The Drakher are easily the equal of many other civilizations that live in the earth. They are opposed by the other elfin races for the Drakher's rejection of the light, their desire to bath the surface world in darkness, and their aggressive and spartan lifestyles.
    Drakher live minimally consumptive lifestyles and disapprove of waste and gluttony. The practices that this attitude spawns allow large numbers of Drakher to survive on the limited resources available underground.
    Drakher are omnivorous, surviving off of molds, fungi, and the flesh of those that they slay - even other intelligent races. Drakher are not normally cannibalistic but in times of food shortages they have been known to feed off even their own dead to survive. Likewise, pets or labor animals are used for food when they die.
    Drakher, if not stopped by violence, are said to live to be nearly one thousand years old. Drakher who live more than 500 years begin to feel a desire to travel deeper into the earth to become closer to their god, Brakah. Every 100 years after about their 500th there is a cumulative 20% chance that the Drakher abandons its clan to seek out the mysteries of the deep earth and meet his god. Nothing can stop a Drakher from this task once they have made up their mind to depart.

Much of the Drakher history is shrouded in confusion. Most Drakher can only accurately retell their history to the founding of their clans current domicile. Beyond that, the Drakher history changes from one city to the next. However, several stories remain largely consistent through-out the Drakher legends.

Legend of D'thalgin
The Silothreni of the Underworld and the Drakher have a long history of racial hatred and warfare. In ancient times, according to Drakher legend, the Silothreni descended from the world above and begged refuge and protection from the Drakher. The Drakher tolerated the Silothrenium presence and made the pale intruders into their servants and slaves. The Silothreni were very devious and with their magic they began to influence Drakher society.
    Several thousand years later the Silothreni had elevated themselves from slaves to rulers over the Drakher society and had begun to gather the Drakher clans of the underworld.
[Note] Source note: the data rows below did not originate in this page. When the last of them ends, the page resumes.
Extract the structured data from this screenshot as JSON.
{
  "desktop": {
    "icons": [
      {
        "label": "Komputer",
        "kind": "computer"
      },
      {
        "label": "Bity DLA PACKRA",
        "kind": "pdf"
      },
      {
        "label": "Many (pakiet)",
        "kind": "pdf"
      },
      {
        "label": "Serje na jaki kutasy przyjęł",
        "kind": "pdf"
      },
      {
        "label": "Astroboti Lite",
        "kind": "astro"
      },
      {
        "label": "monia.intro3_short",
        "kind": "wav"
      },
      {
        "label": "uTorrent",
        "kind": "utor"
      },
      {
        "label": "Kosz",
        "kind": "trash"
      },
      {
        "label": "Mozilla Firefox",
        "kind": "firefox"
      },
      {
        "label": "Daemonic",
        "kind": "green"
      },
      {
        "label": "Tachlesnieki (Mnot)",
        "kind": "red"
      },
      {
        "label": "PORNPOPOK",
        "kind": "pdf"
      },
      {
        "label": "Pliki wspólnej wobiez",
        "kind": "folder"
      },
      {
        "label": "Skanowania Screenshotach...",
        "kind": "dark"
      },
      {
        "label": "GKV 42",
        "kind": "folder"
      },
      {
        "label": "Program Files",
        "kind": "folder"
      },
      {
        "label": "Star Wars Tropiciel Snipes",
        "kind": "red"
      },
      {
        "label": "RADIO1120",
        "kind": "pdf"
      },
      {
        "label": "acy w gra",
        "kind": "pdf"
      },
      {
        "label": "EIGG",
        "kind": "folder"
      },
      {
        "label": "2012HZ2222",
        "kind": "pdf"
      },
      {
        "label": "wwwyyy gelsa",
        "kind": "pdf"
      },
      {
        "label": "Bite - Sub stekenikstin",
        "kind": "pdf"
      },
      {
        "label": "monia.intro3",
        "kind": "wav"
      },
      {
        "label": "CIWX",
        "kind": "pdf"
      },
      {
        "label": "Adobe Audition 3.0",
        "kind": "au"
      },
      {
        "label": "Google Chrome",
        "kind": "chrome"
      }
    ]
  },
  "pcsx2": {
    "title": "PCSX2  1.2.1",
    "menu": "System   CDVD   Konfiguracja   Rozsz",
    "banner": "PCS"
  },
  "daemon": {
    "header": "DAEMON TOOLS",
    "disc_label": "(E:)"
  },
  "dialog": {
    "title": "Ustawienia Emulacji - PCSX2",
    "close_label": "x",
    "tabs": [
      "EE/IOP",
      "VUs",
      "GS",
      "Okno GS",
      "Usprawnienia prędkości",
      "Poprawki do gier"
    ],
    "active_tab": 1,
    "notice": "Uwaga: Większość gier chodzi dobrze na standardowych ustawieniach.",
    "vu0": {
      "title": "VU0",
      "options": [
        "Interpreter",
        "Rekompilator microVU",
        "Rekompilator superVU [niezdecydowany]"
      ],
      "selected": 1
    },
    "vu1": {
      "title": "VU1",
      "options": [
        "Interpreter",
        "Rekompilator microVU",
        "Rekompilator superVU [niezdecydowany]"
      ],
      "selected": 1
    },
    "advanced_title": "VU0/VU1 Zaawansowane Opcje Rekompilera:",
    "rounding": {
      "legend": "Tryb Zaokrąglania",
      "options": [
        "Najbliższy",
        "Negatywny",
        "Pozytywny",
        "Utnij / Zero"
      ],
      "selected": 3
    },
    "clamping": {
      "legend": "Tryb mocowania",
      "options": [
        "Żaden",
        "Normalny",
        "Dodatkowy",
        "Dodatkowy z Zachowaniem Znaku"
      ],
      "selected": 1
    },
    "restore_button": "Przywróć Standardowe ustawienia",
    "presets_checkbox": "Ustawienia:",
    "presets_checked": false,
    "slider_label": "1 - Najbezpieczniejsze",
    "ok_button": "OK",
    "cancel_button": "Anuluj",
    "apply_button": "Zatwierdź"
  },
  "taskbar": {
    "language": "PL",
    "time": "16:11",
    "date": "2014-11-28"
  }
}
Many Drakher believed that the time for the Great Regathering was at hand and the clans flocked together under the manipulation of the Silothreni. The beginnings of a vast underground empire, led by the powerful Silothreni mages, began to form and the great underground city of D'thalgin was built. This great city of thousands filled hundreds of caverns and when it outgrew the available space of the cavern complex, the Silothreni used magic to excavate larger and larger caverns to house the growing civilization.
    Then, the world began to tremble and the Silothreni leadership began having troubles with a secret cult of Drakher that had invaded D'thalgin, a cult known as the Doth-Duran, or Dura in short. These fanatics claimed to possess mystical insight and commune with the spirits of the earth. The message that they professed was frightening to the Silothreni: The Drakher must lead themselves to greatness. If the Drakher did not rise up and throw down the reigns of the Silothreni leaders then destruction would be visited upon their civilization and upon all those who pretended that the time of the Regathering had come.
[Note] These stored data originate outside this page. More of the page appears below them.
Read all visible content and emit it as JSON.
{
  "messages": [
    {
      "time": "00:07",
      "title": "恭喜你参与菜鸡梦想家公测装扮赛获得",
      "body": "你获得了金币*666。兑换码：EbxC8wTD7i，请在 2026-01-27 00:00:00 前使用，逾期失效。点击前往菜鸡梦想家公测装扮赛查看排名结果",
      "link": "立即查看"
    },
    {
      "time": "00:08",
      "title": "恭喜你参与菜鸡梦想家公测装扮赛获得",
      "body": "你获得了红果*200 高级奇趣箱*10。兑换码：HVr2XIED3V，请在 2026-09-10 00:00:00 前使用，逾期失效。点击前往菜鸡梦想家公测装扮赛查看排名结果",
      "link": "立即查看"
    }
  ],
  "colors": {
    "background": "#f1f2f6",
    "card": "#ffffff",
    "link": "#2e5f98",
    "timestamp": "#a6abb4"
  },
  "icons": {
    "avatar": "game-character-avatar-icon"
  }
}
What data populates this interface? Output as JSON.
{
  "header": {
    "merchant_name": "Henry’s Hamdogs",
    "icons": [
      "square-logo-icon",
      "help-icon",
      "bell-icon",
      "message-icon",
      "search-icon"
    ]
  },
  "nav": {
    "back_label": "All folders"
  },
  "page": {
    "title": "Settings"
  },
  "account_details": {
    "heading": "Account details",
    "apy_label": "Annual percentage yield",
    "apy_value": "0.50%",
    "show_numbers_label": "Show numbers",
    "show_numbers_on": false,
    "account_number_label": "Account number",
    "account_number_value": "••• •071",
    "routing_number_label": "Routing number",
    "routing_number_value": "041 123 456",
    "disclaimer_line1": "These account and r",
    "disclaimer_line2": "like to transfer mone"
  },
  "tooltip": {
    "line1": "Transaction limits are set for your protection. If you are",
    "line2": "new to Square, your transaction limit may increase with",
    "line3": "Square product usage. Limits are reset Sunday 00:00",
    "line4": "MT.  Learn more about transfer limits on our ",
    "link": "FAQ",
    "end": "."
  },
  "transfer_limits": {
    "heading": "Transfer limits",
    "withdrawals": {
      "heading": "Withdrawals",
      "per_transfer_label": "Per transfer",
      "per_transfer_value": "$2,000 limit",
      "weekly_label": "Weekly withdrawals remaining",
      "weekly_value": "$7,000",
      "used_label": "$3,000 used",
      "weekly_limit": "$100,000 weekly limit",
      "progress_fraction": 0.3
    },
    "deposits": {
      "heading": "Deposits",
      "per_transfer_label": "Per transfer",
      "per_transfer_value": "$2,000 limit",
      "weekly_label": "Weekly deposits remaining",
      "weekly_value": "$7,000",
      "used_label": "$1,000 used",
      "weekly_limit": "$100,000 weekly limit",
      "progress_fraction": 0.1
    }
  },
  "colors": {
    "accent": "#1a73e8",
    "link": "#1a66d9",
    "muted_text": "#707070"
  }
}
    The words of the Dura spread through D'thalgin but the Drakher would not believe that the time of the Regathering was not at hand. The leaders of the Dura were captured and brought before the Silothreni leaders of the civilization where they were pronounced traitors and heretics, and then were condemned to death. The commune of Silothreni leaders circled about the Dura leaders and gathered their magic that would extinguish the Dura's lives.
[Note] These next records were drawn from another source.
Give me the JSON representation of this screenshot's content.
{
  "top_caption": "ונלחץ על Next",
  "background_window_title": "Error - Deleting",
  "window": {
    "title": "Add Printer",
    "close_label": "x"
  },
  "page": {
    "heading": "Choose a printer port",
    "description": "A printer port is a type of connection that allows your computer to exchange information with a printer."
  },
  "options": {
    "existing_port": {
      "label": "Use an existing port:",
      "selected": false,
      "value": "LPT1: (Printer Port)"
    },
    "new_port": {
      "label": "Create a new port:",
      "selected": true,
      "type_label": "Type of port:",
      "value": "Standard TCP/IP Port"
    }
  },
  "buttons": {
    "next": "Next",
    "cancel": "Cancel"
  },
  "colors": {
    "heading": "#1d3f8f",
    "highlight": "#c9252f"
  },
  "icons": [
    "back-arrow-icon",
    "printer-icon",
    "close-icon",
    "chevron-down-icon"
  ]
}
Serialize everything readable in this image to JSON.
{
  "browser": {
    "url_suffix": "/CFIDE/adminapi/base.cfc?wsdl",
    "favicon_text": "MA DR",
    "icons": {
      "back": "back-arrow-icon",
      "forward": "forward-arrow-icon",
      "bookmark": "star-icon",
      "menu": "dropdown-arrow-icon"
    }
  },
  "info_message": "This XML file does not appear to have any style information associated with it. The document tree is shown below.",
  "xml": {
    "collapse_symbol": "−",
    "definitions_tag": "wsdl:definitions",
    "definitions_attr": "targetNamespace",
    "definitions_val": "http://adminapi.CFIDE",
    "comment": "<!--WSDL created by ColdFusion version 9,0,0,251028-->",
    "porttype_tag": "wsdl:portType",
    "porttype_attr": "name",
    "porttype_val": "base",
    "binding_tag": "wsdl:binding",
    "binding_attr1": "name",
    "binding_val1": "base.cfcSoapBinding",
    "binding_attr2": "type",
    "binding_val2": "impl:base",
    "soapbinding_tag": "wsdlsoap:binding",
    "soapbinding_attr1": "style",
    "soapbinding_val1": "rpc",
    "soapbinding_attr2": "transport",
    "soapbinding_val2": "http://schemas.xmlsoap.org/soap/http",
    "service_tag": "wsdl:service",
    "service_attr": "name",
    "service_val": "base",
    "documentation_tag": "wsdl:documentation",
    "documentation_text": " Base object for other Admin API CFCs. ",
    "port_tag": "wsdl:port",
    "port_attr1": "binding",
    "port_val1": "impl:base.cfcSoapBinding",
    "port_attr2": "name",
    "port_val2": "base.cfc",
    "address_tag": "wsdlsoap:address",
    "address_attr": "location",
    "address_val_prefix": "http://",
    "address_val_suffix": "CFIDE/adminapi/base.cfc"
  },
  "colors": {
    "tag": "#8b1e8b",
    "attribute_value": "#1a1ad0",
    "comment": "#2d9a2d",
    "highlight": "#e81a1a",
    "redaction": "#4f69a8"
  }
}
    As the Dura perished to the magic of the Silothreni executioners the earth heaved and a terrible earthquake caused nearly all of D'thalgin to be destroyed. In the chaos that followed the Drakher rose up against the remaining Silothreni and chased them forth from ruins in all directions.
    It is said that the Drakher chased the Silothreni so far from the ruins of D'thalgin that none were able to find their way back and none could find their brethren who had fled in other directions. The ruins of D'thalgin remain a mystery and legend in Drakher society still today.

Legend of the Blackforge
It is said that it was not long, only several hundreds of years after the destruction of D'thalgin, that the Drakher returned to the worship of Brakah. Brakah is also known as the Lord of the Shadows, The Earth Mason, the Lord of Darkness, and He Who Waits. This ancient deity has long been a part of Drakher society. Legends say that Brakah labors endlessly in the center of the world, forging the strength of the Drakher people at the Earthforge.
    The Drakher also believe that it was Brakah who made a device known as the Blackforge. It is said that Brakah labored six generations to build the Blackforge so that his people, the Drakher, would be able to forge the steel of Brakah's loins, Adamantine, into blessed weapons with which the Drakher could overcome their foes. After six generations, Brakah finished his labors and set the Blackforge to rest outside his Hall of Shadows and Fire. This done, the great Earth Mason fell into a deep slumber.
    During his rest a group of Urdunan hunters came upon the great Blackforge and stone by stone they carried it away. When Brakah awoke he was furious that his gift for the Drakher was missing. Turning to the earthen stone about him he questioned, "Where has my gift been taken?"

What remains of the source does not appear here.